For patients with juvenile idiopathic arthritis (JIA), musculoskeletal ultrasonography (MSUS) vs other imaging modalities offers significant benefits, including safety, noninvasiveness, repeatability, rapid performance, relatively low cost, and high acceptability even among very young patients. In addition, MSUS can detect subclinical synovitis, improve the classification of subtypes, and capture early articular damage, as well as help clinicians monitor treatment response and guide intra-articular injections.1 Moreover, across a majority of studies, many researchers have agreed that MSUS is superior to clinical examination in detecting synovial hypertrophy and synovial effusion.2
However, a recent viewpoint article published in the Annals of the Rheumatic Diseases argued that MSUS has a high probability of identifying routine features of a growing skeleton as pathologic. Researchers of this report concluded with a call for better training in physical examination, which should be preferred to MSUS in assessing joint abnormalities in JIA.3
Is MSUS a Reliable Imaging Tool in JIA?
An argument made by the investigators against using MSUS was partially countered by other researchers collecting data on pediatric joint development, as well as by the MSUS guidelines. A previous study created an atlas of images cataloguing the appearances of healthy children’s joints at different ages. In addition, the Outcome Measures in Rheumatology (OMERACT) task force for pediatric MSUS provides guidelines on vascularity in normal joints and amended grey scale definitions for Doppler images.3
Even so, the investigators of the viewpoint argued that studies of the efficacy of MSUS in detecting abnormalities in JIA lack adequate evidence and seldom use healthy control participants. Moreover, even randomized controlled trials of MSUS have the same drawback that affect the accuracy of the imaging modality typically exhibiting wide variations because of the importance of operator skill and differences in MSUS equipment.3 Proponents of MSUS in JIA also acknowledge the problems of interoperator reliability and variability across equipment.1
Studies have indicated that MSUS may also be an unreliable diagnostic tool in adult populations. Of note, a study published in 2015 indicated the use of MSUS in a cohort of healthy participants to assess the accuracy of the imaging technique in the evaluation of synovial effusion or synovial hypertrophy. Investigators of this research found that 88% of participants had ≥1 abnormality from MSUS findings, and they noted that the most common finding was synovial effusion, a category omitted from OMERACT group guidelines because of the effusion appearing in the joints of patients without JIA.4 In particular, with MSUS with power Doppler settings, Doppler signals can exist because of healthy children with a growing skeleton having physiologically enhanced blood flow.5 In addition, it was observed that MSUS detects a low level (9%) of abnormalities at the joint vs patient level.
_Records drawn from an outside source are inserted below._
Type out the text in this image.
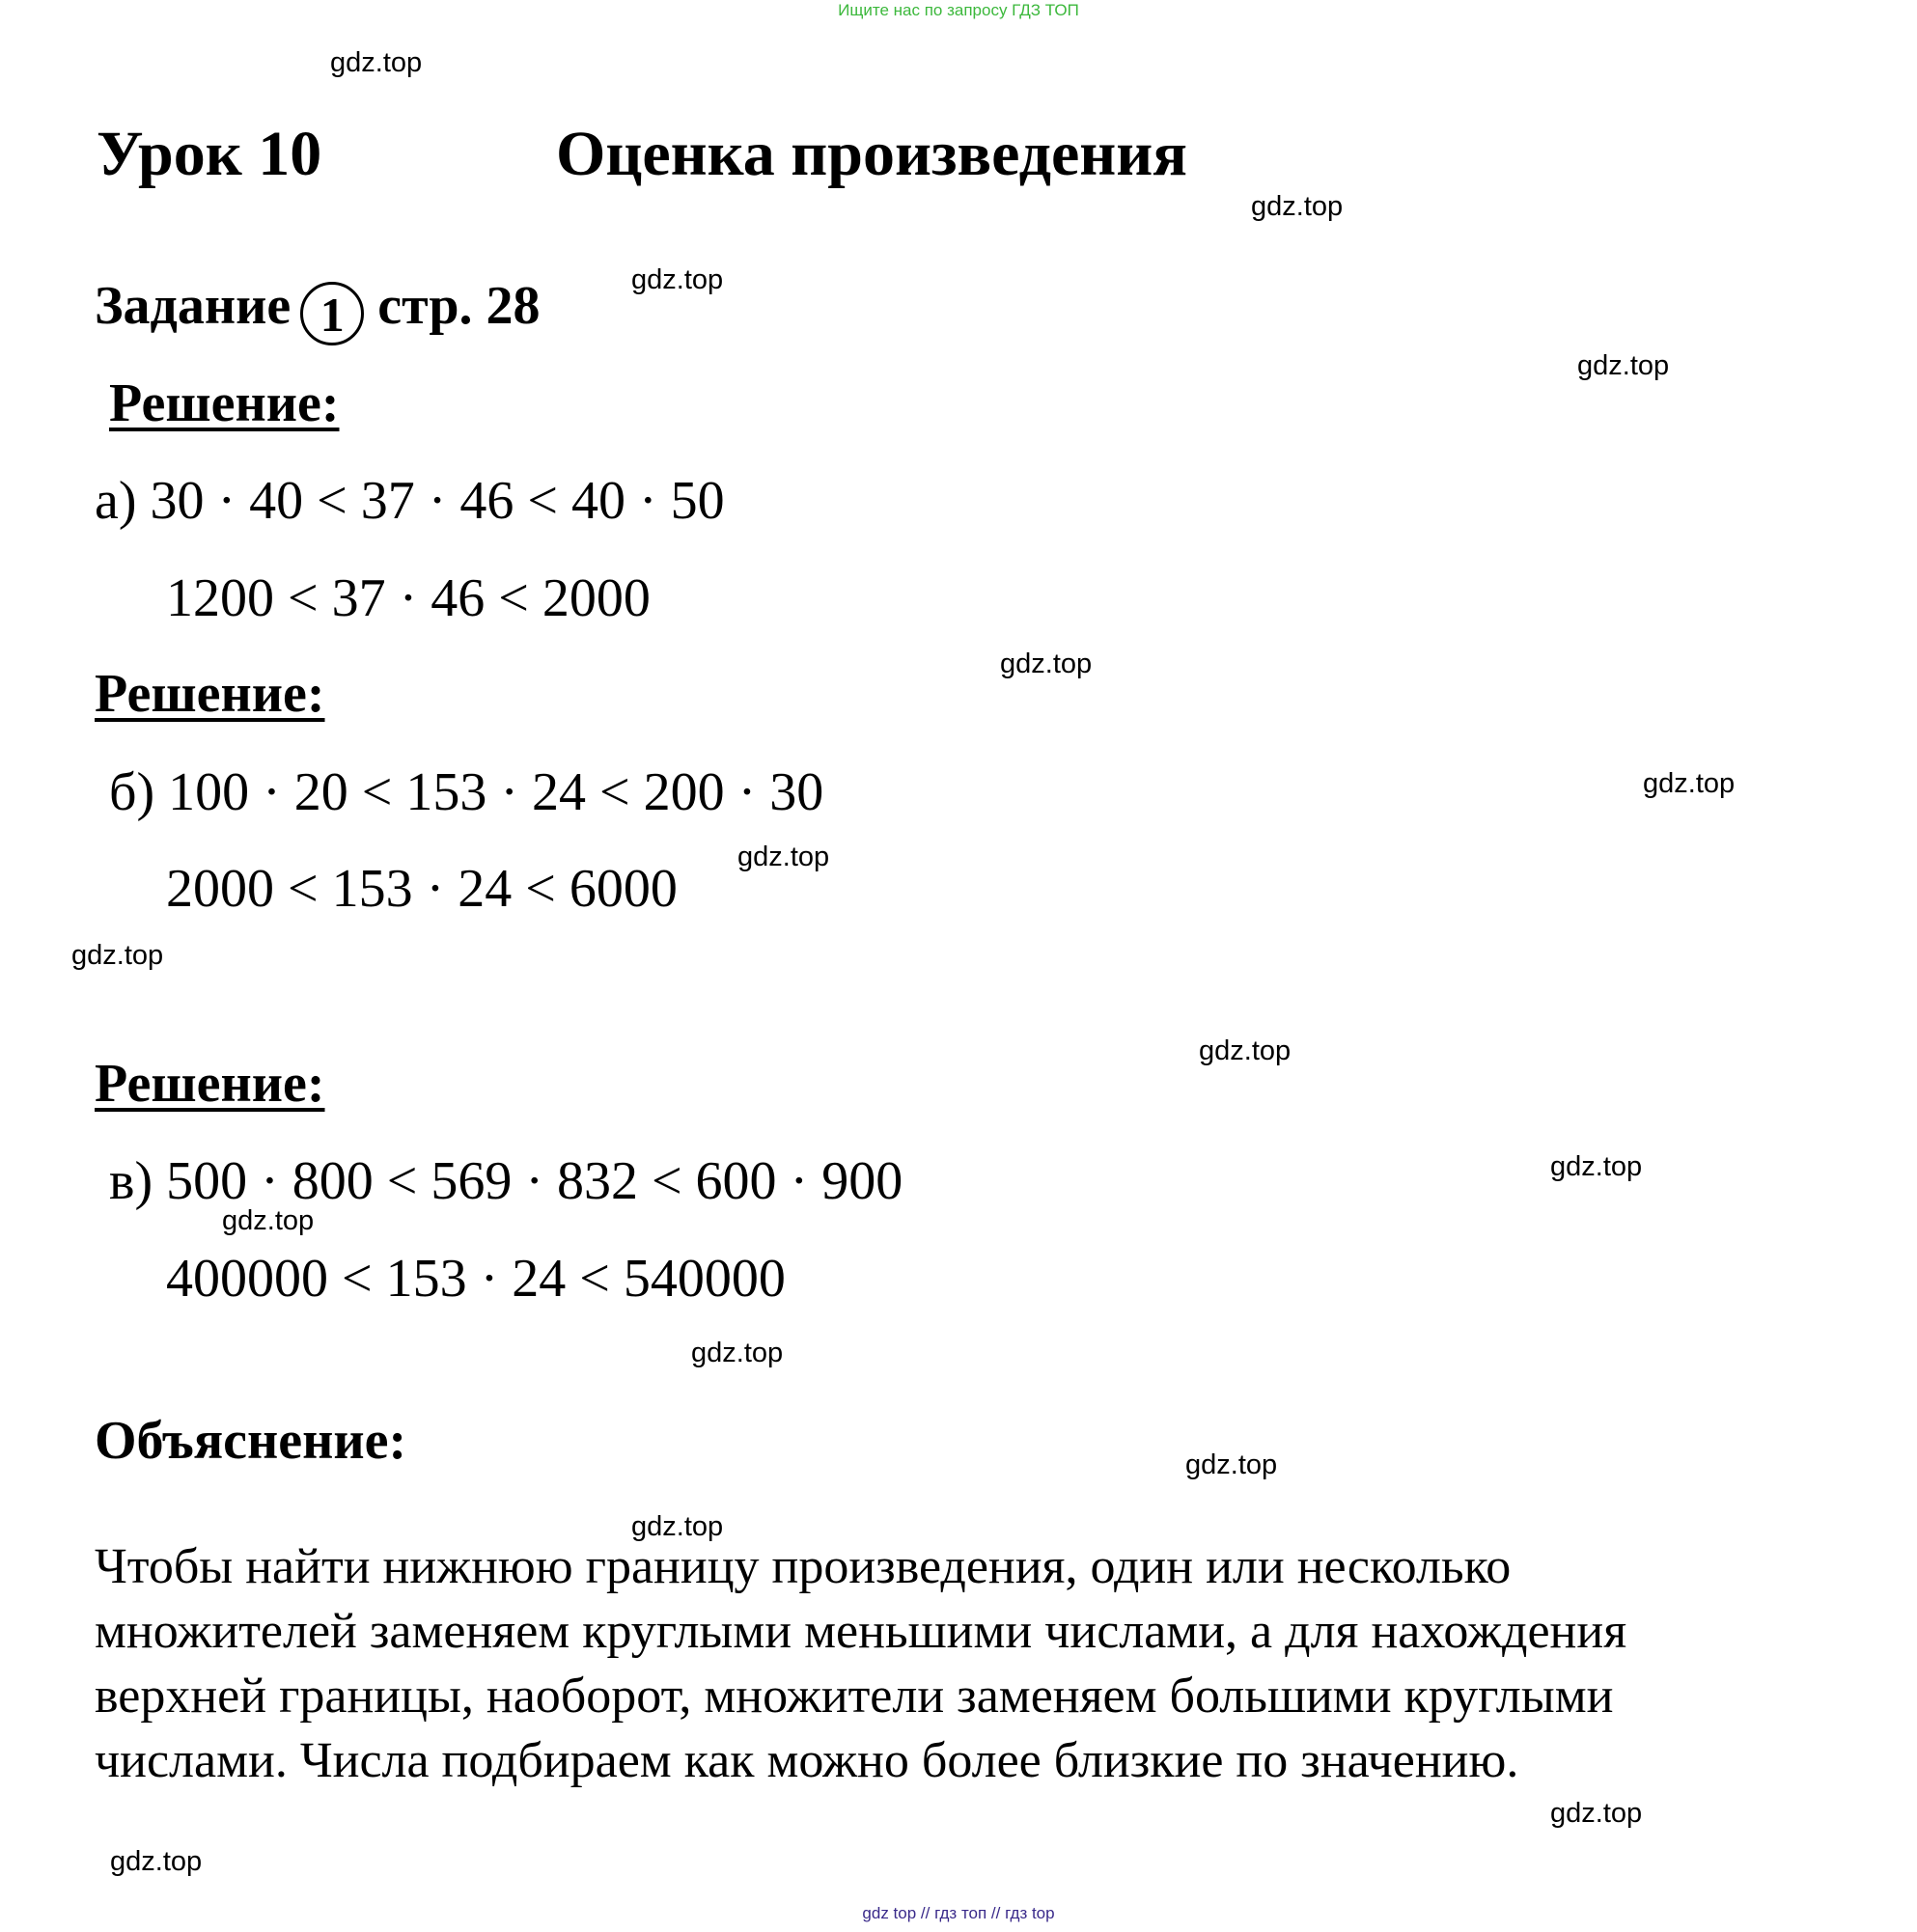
Ищите нас по запросу ГДЗ ТОП
gdz.top
gdz.top
gdz.top
gdz.top
gdz.top
gdz.top
gdz.top
gdz.top
gdz.top
gdz.top
gdz.top
gdz.top
gdz.top
gdz.top
gdz.top
gdz.top
Урок 10	Оценка произведения
Задание 1 стр. 28
Решение:
а) 30 · 40 < 37 · 46 < 40 · 50
1200 < 37 · 46 < 2000
Решение:
б) 100 · 20 < 153 · 24 < 200 · 30
2000 < 153 · 24 < 6000
Решение:
в) 500 · 800 < 569 · 832 < 600 · 900
400000 < 153 · 24 < 540000
Объяснение:
Чтобы найти нижнюю границу произведения, один или несколько
множителей заменяем круглыми меньшими числами, а для нахождения
верхней границы, наоборот, множители заменяем большими круглыми
числами. Числа подбираем как можно более близкие по значению.
gdz top // гдз топ // гдз top
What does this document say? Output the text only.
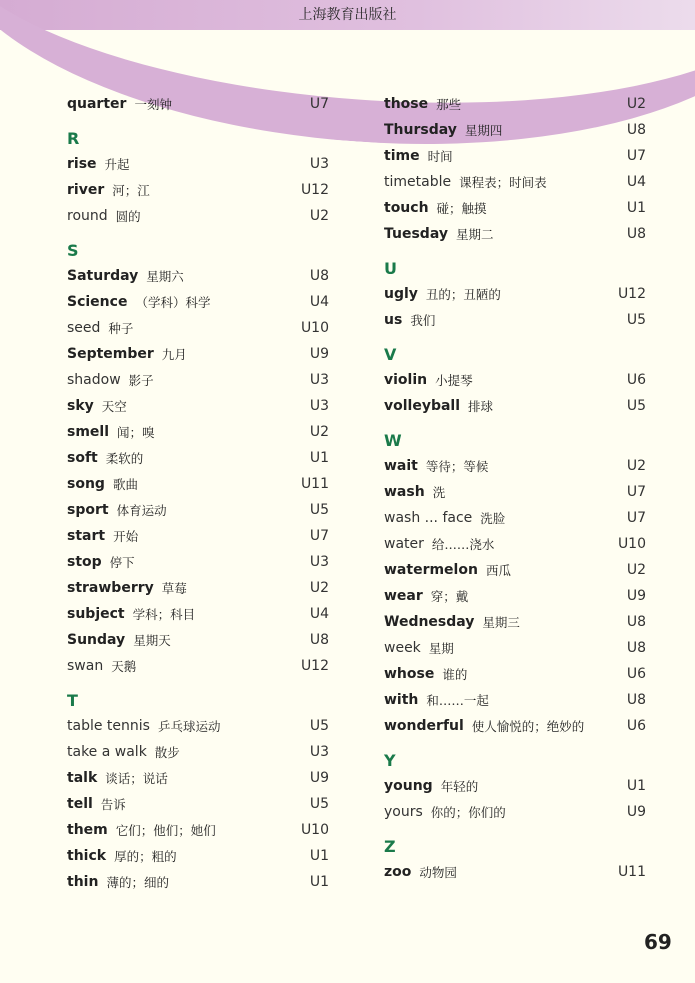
上海教育出版社
quarter 一刻钟	U7
R
rise 升起	U3
river 河；江	U12
round 圆的	U2
S
Saturday 星期六	U8
Science （学科）科学	U4
seed 种子	U10
September 九月	U9
shadow 影子	U3
sky 天空	U3
smell 闻；嗅	U2
soft 柔软的	U1
song 歌曲	U11
sport 体育运动	U5
start 开始	U7
stop 停下	U3
strawberry 草莓	U2
subject 学科；科目	U4
Sunday 星期天	U8
swan 天鹅	U12
T
table tennis 乒乓球运动	U5
take a walk 散步	U3
talk 谈话；说话	U9
tell 告诉	U5
them 它们；他们；她们	U10
thick 厚的；粗的	U1
thin 薄的；细的	U1
those 那些	U2
Thursday 星期四	U8
time 时间	U7
timetable 课程表；时间表	U4
touch 碰；触摸	U1
Tuesday 星期二	U8
U
ugly 丑的；丑陋的	U12
us 我们	U5
V
violin 小提琴	U6
volleyball 排球	U5
W
wait 等待；等候	U2
wash 洗	U7
wash ... face 洗脸	U7
water 给……浇水	U10
watermelon 西瓜	U2
wear 穿；戴	U9
Wednesday 星期三	U8
week 星期	U8
whose 谁的	U6
with 和……一起	U8
wonderful 使人愉悦的；绝妙的	U6
Y
young 年轻的	U1
yours 你的；你们的	U9
Z
zoo 动物园	U11
69
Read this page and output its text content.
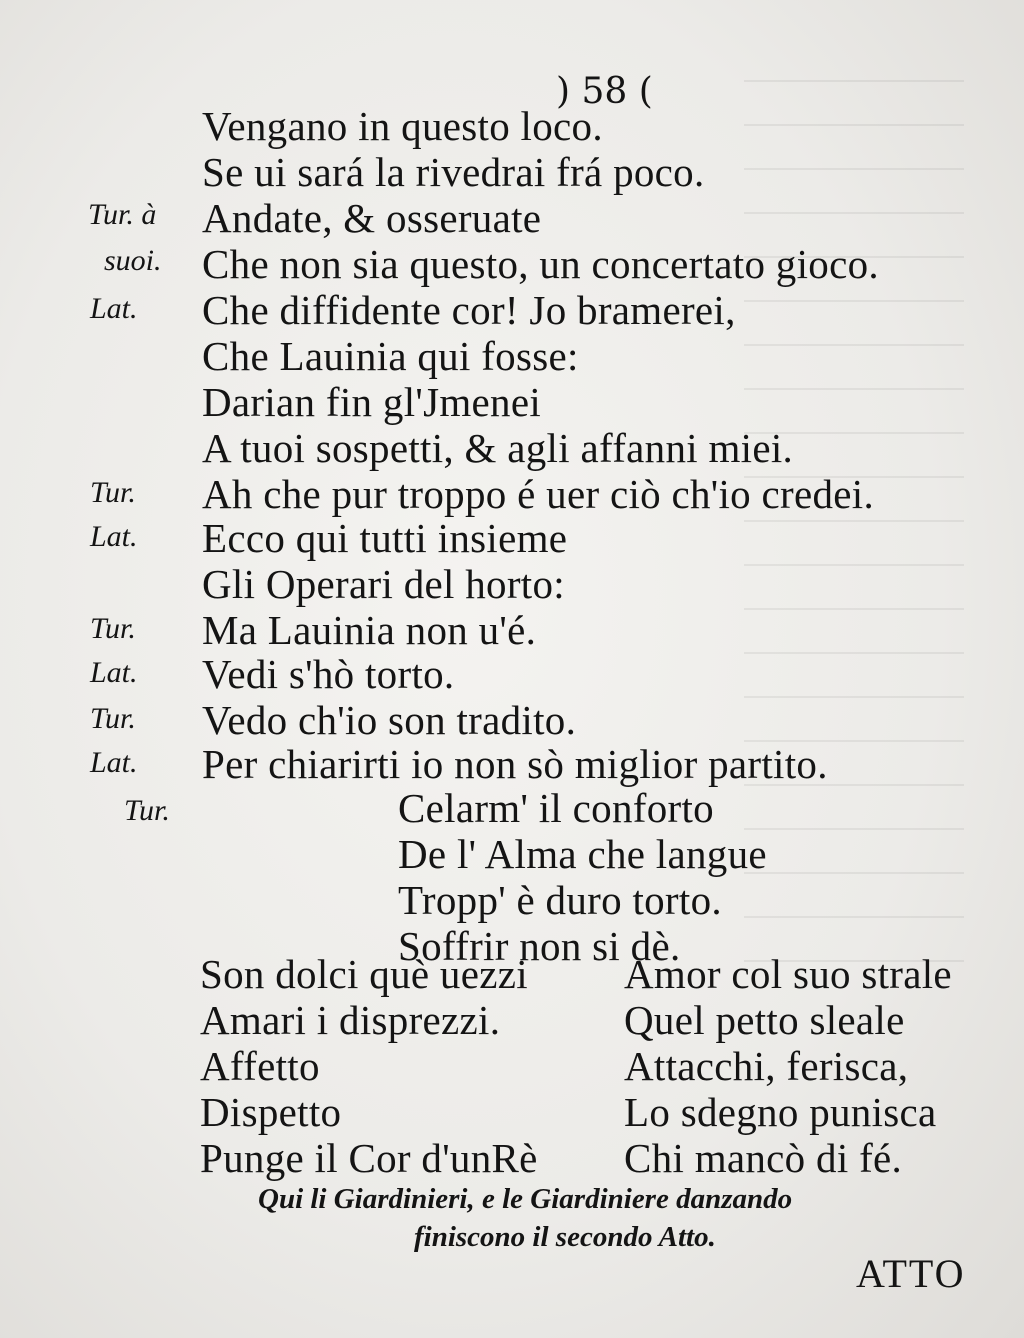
) 58 (
Vengano in questo loco.
Se ui sará la rivedrai frá poco.
Tur. à Andate, & osseruate
suoi. Che non sia questo, un concertato gioco.
Lat. Che diffidente cor! Jo bramerei,
Che Lauinia qui fosse:
Darian fin gl'Jmenei
A tuoi sospetti, & agli affanni miei.
Tur. Ah che pur troppo é uer ciò ch'io credei.
Lat. Ecco qui tutti insieme
Gli Operari del horto:
Tur. Ma Lauinia non u'é.
Lat. Vedi s'hò torto.
Tur. Vedo ch'io son tradito.
Lat. Per chiarirti io non sò miglior partito.
Tur.	Celarm' il conforto
De l' Alma che langue
Tropp' è duro torto.
Soffrir non si dè.
Son dolci què uezzi
Amari i disprezzi.
Affetto
Dispetto
Punge il Cor d'unRè
Amor col suo strale
Quel petto sleale
Attacchi, ferisca,
Lo sdegno punisca
Chi mancò di fé.
Qui li Giardinieri, e le Giardiniere danzando
finiscono il secondo Atto.
ATTO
Moreover, most patients were seen to have only minor joint pain and MSUS findings consistent with grade 1 in greyscale mode.4 These findings suggest that MSUS may have potential use in diagnosing JIA abnormalities, although conventional radiography, including MRI, may still be the gold standard for the demonstration of structural joint damage in chronic arthritis.5
Researchers across studies broadly agree that improved, earlier diagnosis and treatment of joint abnormalities may prevent chronic deformity and disability in patients with JIA.1,4-6 With MSUS, the greyscale setting provides a 2-dimensional image that increases resolution of scans, while the power Doppler setting more accurately detects effusion.6 In addition, moderate to strong correlations may exist between swelling and abnormalities that are apparent using greyscale and power Doppler settings in MSUS. Furthermore, MSUS shows poor correlations among tenderness, pain on movement, or reduced range of motion, highlighting the limitations of a purely physical examination in establishing joint abnormalities in JIA.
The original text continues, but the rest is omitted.